Ernst von der Recke schreibt an Schülerinnen und Schüler in Tambow über die Begegnung im letzten Jahr:

Vor einem Jahr hat eine 12-köpfige Reisegruppe Tambow besucht und dort ein spannendes Besuchsprogramm erlebt. Pastor Ernst von der Recke aus Laufdorf, Mitglied des Osteuropa-Ausschusses und Vorsitzender des Arbeitskreises Frieden im Kirchenkreis und einer der Besucher, hat jetzt einen Brief an die Schülerinnen und Schüler des neuen orthodoxen Gymnasiums in Tambow sowie an Sonntagsschülerinnen und -schüler geschrieben, die Bilder zum Thema „Aufstand und Glaube“ gemalt und im historischen Museum Tambow ausgestellt haben.

Im Brief beschreibt Ernst von der Recke seine unterschiedlichen Eindrücke von der Begegnung:

 

   Wetzlar/Laufdorf , den 17.Mai 2020

 

Wem gehörst Du?! –

Liebe Schülerinnen und Schüler,

genau vor einem Jahr durfte ich mit einer Reisegruppe aus Deutschland Eure Schule besuchen. Der Höhepunkt war eine Aufführung von Liedern und Tänzen in der Aula. Wir waren sehr glücklich.

Der Grund für unsere Reise ist die Partnerschaft zwischen der orthodoxen Kirche in Tambow und der evangelischen Kirche in Wetzlar. Die ersten freundschaftlichen Beziehungen entstanden 1992. Wir möchten uns gegenseitig unterstützen, voneinander lernen und im Glauben einander stärken. Gottes Wille ist es, dass Menschen in Gerechtigkeit und Frieden leben.

Michail Nikolskij, der bekannte Ikonenmaler und Direktor der Polenow Malschule in Eurer Stadt, hatte das Programm für unseren Besuch zusammen gestellt. Jeden Tag hat er uns mehrere Stunden üben lassen, um uns in die Malerei von Ikonen einzuführen. Auch wenn es in Deutschland nur wenige orthodoxe Christen gibt, so nutzen doch viele Gläubige Ikonen bei ihren Gebeten.
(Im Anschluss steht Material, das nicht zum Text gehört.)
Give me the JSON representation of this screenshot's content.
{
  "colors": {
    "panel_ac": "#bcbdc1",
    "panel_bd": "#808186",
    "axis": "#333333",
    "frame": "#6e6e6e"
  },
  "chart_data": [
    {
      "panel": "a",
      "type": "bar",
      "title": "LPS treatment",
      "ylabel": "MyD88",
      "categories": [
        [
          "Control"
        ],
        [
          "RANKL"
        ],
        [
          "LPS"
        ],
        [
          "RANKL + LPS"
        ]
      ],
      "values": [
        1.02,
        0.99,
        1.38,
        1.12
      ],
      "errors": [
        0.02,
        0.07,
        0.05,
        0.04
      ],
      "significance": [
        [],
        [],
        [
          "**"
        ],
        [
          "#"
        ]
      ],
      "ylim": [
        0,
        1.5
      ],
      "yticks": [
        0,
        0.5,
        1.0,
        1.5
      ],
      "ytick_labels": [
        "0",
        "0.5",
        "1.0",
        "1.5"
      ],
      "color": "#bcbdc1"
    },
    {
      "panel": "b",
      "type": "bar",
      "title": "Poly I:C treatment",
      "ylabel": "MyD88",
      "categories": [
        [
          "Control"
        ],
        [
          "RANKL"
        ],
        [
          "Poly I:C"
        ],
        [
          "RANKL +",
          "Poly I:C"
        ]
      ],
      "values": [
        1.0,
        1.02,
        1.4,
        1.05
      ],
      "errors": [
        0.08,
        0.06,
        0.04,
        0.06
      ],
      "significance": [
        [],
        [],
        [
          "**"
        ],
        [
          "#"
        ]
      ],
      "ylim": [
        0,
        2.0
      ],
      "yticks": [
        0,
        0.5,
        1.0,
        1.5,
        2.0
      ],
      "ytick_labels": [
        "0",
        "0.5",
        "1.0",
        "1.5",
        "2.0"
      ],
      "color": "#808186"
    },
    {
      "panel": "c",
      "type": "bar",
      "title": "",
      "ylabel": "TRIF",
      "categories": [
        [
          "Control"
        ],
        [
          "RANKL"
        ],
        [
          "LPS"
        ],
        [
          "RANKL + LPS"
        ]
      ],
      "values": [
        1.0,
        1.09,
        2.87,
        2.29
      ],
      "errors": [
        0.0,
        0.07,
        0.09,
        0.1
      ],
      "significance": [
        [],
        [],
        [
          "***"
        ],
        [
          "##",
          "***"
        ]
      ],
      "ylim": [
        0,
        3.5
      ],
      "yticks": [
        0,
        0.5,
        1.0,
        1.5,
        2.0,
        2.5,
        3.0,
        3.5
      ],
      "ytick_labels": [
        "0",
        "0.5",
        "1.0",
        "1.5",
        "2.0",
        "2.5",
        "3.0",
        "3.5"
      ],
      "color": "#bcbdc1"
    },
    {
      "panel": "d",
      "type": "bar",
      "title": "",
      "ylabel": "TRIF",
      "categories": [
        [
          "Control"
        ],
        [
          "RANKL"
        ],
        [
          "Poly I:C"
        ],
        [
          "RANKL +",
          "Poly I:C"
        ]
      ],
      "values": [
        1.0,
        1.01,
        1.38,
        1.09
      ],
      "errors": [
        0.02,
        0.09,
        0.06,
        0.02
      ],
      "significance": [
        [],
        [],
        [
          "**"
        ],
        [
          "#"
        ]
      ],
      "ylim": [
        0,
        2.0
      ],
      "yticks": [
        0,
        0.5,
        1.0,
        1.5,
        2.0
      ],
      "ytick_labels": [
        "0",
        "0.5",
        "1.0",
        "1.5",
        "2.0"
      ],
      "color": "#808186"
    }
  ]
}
Besonders beliebt ist die Dreifaltigkeitsikone. Um sie besser verstehen zu können, hatte uns Tatiana Nikolskaia einen Vortrag dazu gehalten. Die Ikone zeigt drei Engeln, die unter einer Eiche um einen gedeckten Tisch sitzen. Wer die Ikone betrachtet bekommt den Eindruck, selbst mit ihnen beim Mahl zu sitzen. Die biblische Geschichte, auf die sich die Ikone bezieht, erzählt von Abraham. Er ist der Stammvater der Juden. Er und seine Frau Sara bieten den drei Männern an, sich bei ihnen auszuruhen und zu stärken. Sie halten sie für Reisende. Abraham und Sara sind schon alt. Sie haben viele Jahre vergeblich auf ein Kind gewartet, obwohl ihnen Gott versprochen hat, Eltern vieler Nachkommen zu werden. Jetzt verkünden ihnen die Fremden, dass sie in einem Jahr ein Kind haben werden. Das lange Warten ist nicht umsonst gewesen. Die beiden merken, dass Gott selbst es ist, der sie besucht.
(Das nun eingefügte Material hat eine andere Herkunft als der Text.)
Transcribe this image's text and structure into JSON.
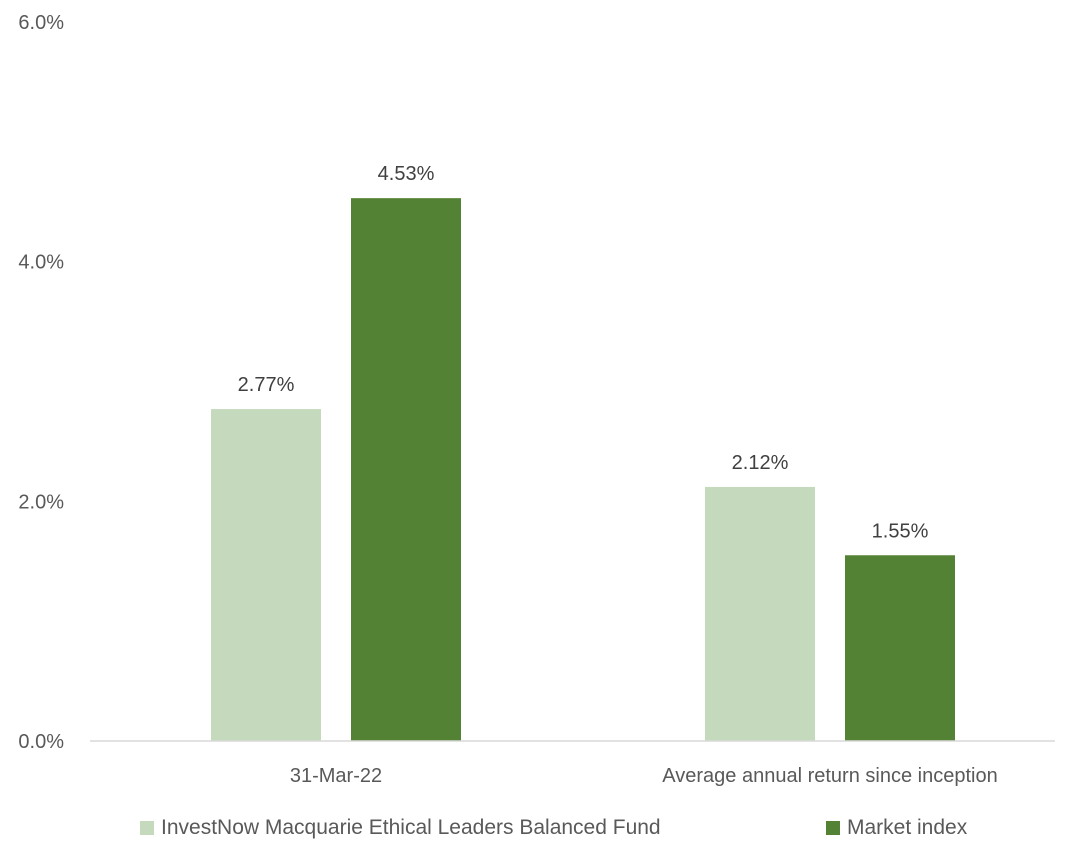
{
  "chart_data": {
    "type": "bar",
    "categories": [
      "31-Mar-22",
      "Average annual return since inception"
    ],
    "series": [
      {
        "name": "InvestNow Macquarie Ethical Leaders Balanced Fund",
        "values": [
          2.77,
          2.12
        ],
        "labels": [
          "2.77%",
          "2.12%"
        ],
        "color": "#c5dabd"
      },
      {
        "name": "Market index",
        "values": [
          4.53,
          1.55
        ],
        "labels": [
          "4.53%",
          "1.55%"
        ],
        "color": "#548235"
      }
    ],
    "ylim": [
      0,
      6
    ],
    "yticks": [
      0,
      2,
      4,
      6
    ],
    "ytick_labels": [
      "0.0%",
      "2.0%",
      "4.0%",
      "6.0%"
    ],
    "grid": false,
    "legend": "bottom",
    "axis_color": "#d9d9d9"
  }
}
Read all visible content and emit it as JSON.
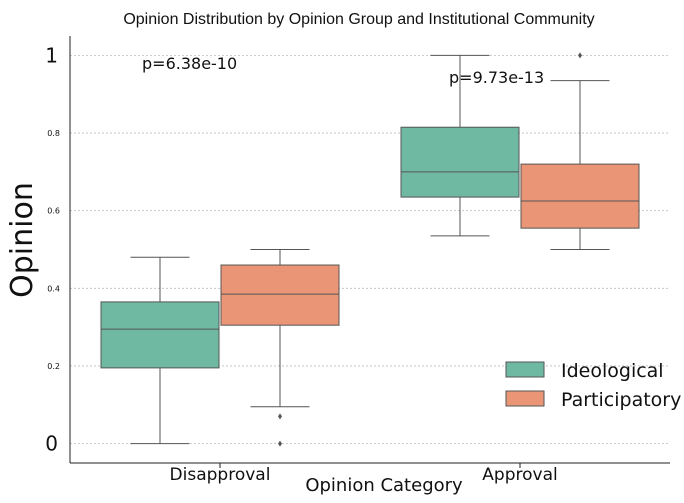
{
  "chart_data": {
    "type": "box",
    "title": "Opinion Distribution by Opinion Group and Institutional Community",
    "xlabel": "Opinion Category",
    "ylabel": "Opinion",
    "ylim": [
      -0.05,
      1.05
    ],
    "grid": true,
    "legend_placement": "bottom-right",
    "categories": [
      "Disapproval",
      "Approval"
    ],
    "y_ticks": [
      {
        "value": 0,
        "label": "0",
        "size": "large"
      },
      {
        "value": 0.2,
        "label": "0.2",
        "size": "small"
      },
      {
        "value": 0.4,
        "label": "0.4",
        "size": "small"
      },
      {
        "value": 0.6,
        "label": "0.6",
        "size": "small"
      },
      {
        "value": 0.8,
        "label": "0.8",
        "size": "small"
      },
      {
        "value": 1,
        "label": "1",
        "size": "large"
      }
    ],
    "series": [
      {
        "name": "Ideological",
        "color": "#6fb9a3",
        "boxes": [
          {
            "whisker_low": 0.0,
            "q1": 0.195,
            "median": 0.295,
            "q3": 0.365,
            "whisker_high": 0.48,
            "outliers": []
          },
          {
            "whisker_low": 0.535,
            "q1": 0.635,
            "median": 0.7,
            "q3": 0.815,
            "whisker_high": 1.0,
            "outliers": []
          }
        ]
      },
      {
        "name": "Participatory",
        "color": "#ea9676",
        "boxes": [
          {
            "whisker_low": 0.095,
            "q1": 0.305,
            "median": 0.385,
            "q3": 0.46,
            "whisker_high": 0.5,
            "outliers": [
              0.07,
              0.0
            ]
          },
          {
            "whisker_low": 0.5,
            "q1": 0.555,
            "median": 0.625,
            "q3": 0.72,
            "whisker_high": 0.935,
            "outliers": [
              1.0
            ]
          }
        ]
      }
    ],
    "annotations": [
      {
        "category": "Disapproval",
        "text": "p=6.38e-10"
      },
      {
        "category": "Approval",
        "text": "p=9.73e-13"
      }
    ]
  }
}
Christen finden ihre Vorstellung von dem dreieinigen Gott – Vater, Sohn und Heiliger Geist – in der jüdischen Geschichte von dem Besuch der drei Engel schon angedeutet. Das hat den russischen Ikonenmaler Andrej Rublev inspiriert.
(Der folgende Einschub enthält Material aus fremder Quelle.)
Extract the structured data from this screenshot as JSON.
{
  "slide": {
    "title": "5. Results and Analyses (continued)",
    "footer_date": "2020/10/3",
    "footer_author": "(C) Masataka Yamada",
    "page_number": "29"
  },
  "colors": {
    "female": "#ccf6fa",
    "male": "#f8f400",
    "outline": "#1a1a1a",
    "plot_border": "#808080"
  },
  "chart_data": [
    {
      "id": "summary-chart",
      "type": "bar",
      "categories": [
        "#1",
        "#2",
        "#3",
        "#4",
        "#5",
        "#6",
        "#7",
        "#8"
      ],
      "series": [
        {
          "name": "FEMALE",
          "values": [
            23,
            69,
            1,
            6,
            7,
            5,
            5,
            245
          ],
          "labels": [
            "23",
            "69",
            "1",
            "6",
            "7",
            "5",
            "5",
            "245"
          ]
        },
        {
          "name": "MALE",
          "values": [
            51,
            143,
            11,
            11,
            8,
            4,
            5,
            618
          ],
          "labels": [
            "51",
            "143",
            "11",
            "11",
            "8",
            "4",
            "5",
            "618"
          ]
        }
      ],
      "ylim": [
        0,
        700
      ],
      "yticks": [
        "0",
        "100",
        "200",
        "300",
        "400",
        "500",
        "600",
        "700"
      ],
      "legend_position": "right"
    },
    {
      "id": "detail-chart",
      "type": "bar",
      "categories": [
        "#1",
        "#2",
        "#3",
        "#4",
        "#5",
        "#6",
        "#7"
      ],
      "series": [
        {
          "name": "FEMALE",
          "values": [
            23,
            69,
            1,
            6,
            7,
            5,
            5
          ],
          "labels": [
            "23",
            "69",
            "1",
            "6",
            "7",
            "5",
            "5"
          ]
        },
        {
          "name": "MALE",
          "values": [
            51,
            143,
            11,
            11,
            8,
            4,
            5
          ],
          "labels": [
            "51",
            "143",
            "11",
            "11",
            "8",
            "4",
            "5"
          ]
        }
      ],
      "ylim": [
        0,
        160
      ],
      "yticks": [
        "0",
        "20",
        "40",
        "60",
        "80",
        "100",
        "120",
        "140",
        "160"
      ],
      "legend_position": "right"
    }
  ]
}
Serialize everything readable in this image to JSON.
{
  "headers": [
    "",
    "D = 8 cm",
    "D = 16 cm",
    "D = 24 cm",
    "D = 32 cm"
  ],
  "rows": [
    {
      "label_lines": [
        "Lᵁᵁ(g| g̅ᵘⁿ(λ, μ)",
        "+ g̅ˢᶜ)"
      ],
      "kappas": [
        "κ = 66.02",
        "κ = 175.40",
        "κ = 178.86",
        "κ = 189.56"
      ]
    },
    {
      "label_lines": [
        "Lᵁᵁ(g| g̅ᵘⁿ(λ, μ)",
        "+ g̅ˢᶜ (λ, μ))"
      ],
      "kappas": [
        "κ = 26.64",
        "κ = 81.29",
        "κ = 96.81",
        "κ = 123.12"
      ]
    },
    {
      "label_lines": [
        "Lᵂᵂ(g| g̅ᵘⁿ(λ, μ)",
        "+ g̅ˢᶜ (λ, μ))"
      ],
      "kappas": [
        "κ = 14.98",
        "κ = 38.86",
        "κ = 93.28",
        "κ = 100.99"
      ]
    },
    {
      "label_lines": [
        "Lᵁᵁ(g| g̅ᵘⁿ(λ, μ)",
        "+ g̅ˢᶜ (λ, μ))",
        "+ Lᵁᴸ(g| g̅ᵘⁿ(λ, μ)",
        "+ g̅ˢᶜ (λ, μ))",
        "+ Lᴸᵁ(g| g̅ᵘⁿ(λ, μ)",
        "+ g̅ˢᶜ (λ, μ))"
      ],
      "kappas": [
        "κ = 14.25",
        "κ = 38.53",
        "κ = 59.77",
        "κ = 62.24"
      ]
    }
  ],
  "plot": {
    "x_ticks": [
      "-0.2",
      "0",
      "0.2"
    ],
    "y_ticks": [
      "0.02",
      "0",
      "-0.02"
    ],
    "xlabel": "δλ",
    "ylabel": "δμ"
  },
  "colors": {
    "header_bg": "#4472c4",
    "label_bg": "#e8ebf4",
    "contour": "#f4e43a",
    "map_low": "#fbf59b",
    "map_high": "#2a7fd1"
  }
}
Gott wird selbst zum Gastgeber, wenn Menschen ihn zu sich einladen. So erfahren wir Jesus Christus in den Geschichten des Neuen Testaments. Jesus lädt uns ein zu seinem Mahl. Gott will, dass die Menschen in Frieden leben und ihre Kinder erziehen können. Und er will noch mehr: Er will, dass die Gläubigen ein Segen sind für andere Menschen, auch für die, die nicht an Gott glauben. Mit Abraham und Sara hat Gott eine besondere Geschichte begonnen – eine Heilsgeschichte.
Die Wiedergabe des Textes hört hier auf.